Some famous food and drink brands have found new owners in the last two years. The acquisition of such famous names as Bertolli, Burton’s Biscuit Company, Ribena and Weetabix is, in part, a reflection of evolving corporate strategies. With the big FMCG groups constantly refining their portfolio – and the mood among customers, regulators and rivals changing – businesses that were once deemed core can come to seem peripheral.
Liz Claydon, Head of Consumer Markets, KPMG in the UK
The intriguing aspect of these transactions is that sellers have so little difficulty finding buyers. The acquirers – be they private equity firms, companies in emerging markets or established players – are attracted to brands with a global resonance, that are stable businesses, generate resilient cash flows, and have the kind of intellectual property and know-how – they can learn from and apply across their business.
This rationale underpinned the acquisition of Weetabix by China’s Bright Foods in 2012. As Bright has also acquired Manassen in Australia and 56% of Tnuva, one of Israel’s largest food businesses, the company certainly doesn’t lack ambition.
The allure of Western food and drink brands with a rich heritage was underlined by Suntory’s acquisition of Ribena last year. Given the synergies between the businesses, it was clear that Suntory could afford to pay a significantly higher multiple than potential bidders in the UK, US and Europe.
Companies in the emerging markets may find it easier to make transformational acquisitions than established players in North America and Europe. KPMG’s own research suggests that most acquisitions do not deliver enduring value for their shareholders and the CEO of an FMCG company would have to make a very compelling strategic case for a colossal, multi-billion-dollar acquisition. Regulators and consumers have become more critical of such transactions, as Kraft discovered with its purchase of Cadbury.
I would expect to see more of the same when it comes to mergers and acquisitions in food and drink over the next year or two. FMCG giants will continue to sharpen their portfolios, companies will look to exit sectors that no longer fit their strategy and will acquire businesses – or facilities – that help them become number one or two in key markets, with Africa and Asia especially high priorities. Private equity firms and companies in emerging markets will always be interested in the right deal at the right price.

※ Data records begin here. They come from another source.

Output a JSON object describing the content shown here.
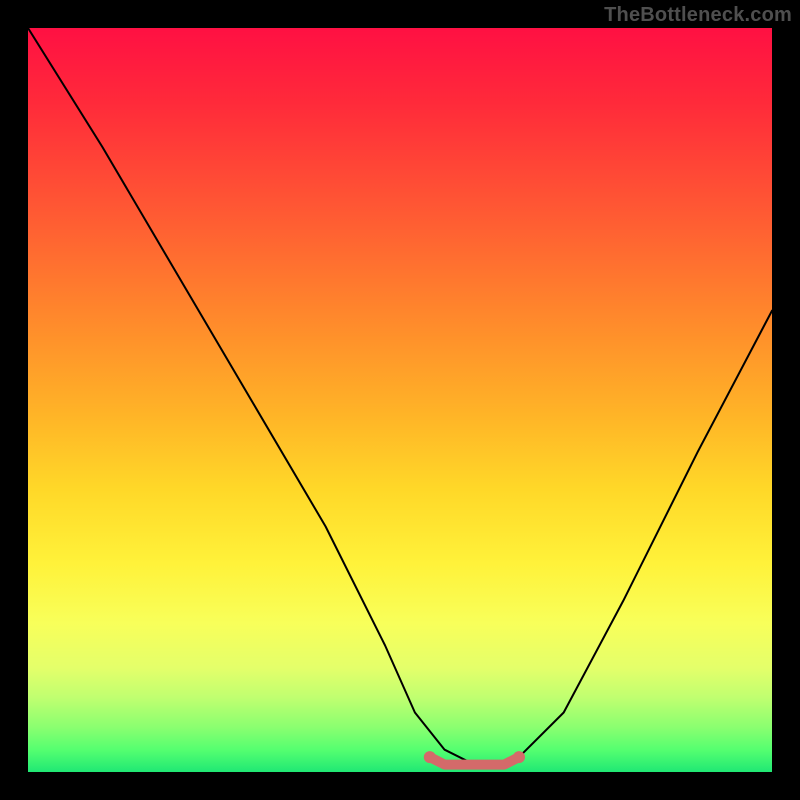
{
  "watermark": "TheBottleneck.com",
  "chart_data": {
    "type": "line",
    "title": "",
    "xlabel": "",
    "ylabel": "",
    "xlim": [
      0,
      100
    ],
    "ylim": [
      0,
      100
    ],
    "grid": false,
    "series": [
      {
        "name": "main-curve",
        "color": "#000000",
        "x": [
          0,
          10,
          20,
          30,
          40,
          48,
          52,
          56,
          60,
          63,
          66,
          72,
          80,
          90,
          100
        ],
        "values": [
          100,
          84,
          67,
          50,
          33,
          17,
          8,
          3,
          1,
          1,
          2,
          8,
          23,
          43,
          62
        ]
      },
      {
        "name": "bottom-segment",
        "color": "#d46a6a",
        "x": [
          54,
          56,
          58,
          60,
          62,
          64,
          66
        ],
        "values": [
          2,
          1,
          1,
          1,
          1,
          1,
          2
        ]
      }
    ],
    "background_gradient": {
      "direction": "top-to-bottom",
      "stops": [
        {
          "pos": 0,
          "color": "#ff1043"
        },
        {
          "pos": 25,
          "color": "#ff5a33"
        },
        {
          "pos": 50,
          "color": "#ffb427"
        },
        {
          "pos": 75,
          "color": "#fff23a"
        },
        {
          "pos": 90,
          "color": "#c0ff70"
        },
        {
          "pos": 100,
          "color": "#20e874"
        }
      ]
    }
  }
}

The one change we are seeing is a growth in joint ventures, which may occur where companies are keen to share risk and knowledge or where markets converge. In an area such as neutraceuticals, where the health benefits of food are the key selling point, I would expect more alliances between pharma and FMCG firms.
Analysts have long speculated as to whether the food and drink industry will experience the kind of global consolidation that occurred in pharmaceuticals and over-the-counter medicine. Such a shake-up would seem logical, yet food is so deeply embedded in a country’s culture, that consolidation may take longer – and be less uniform – than elsewhere. Companies that ignore these nuances will find it much harder to derive real value from their acquisitions.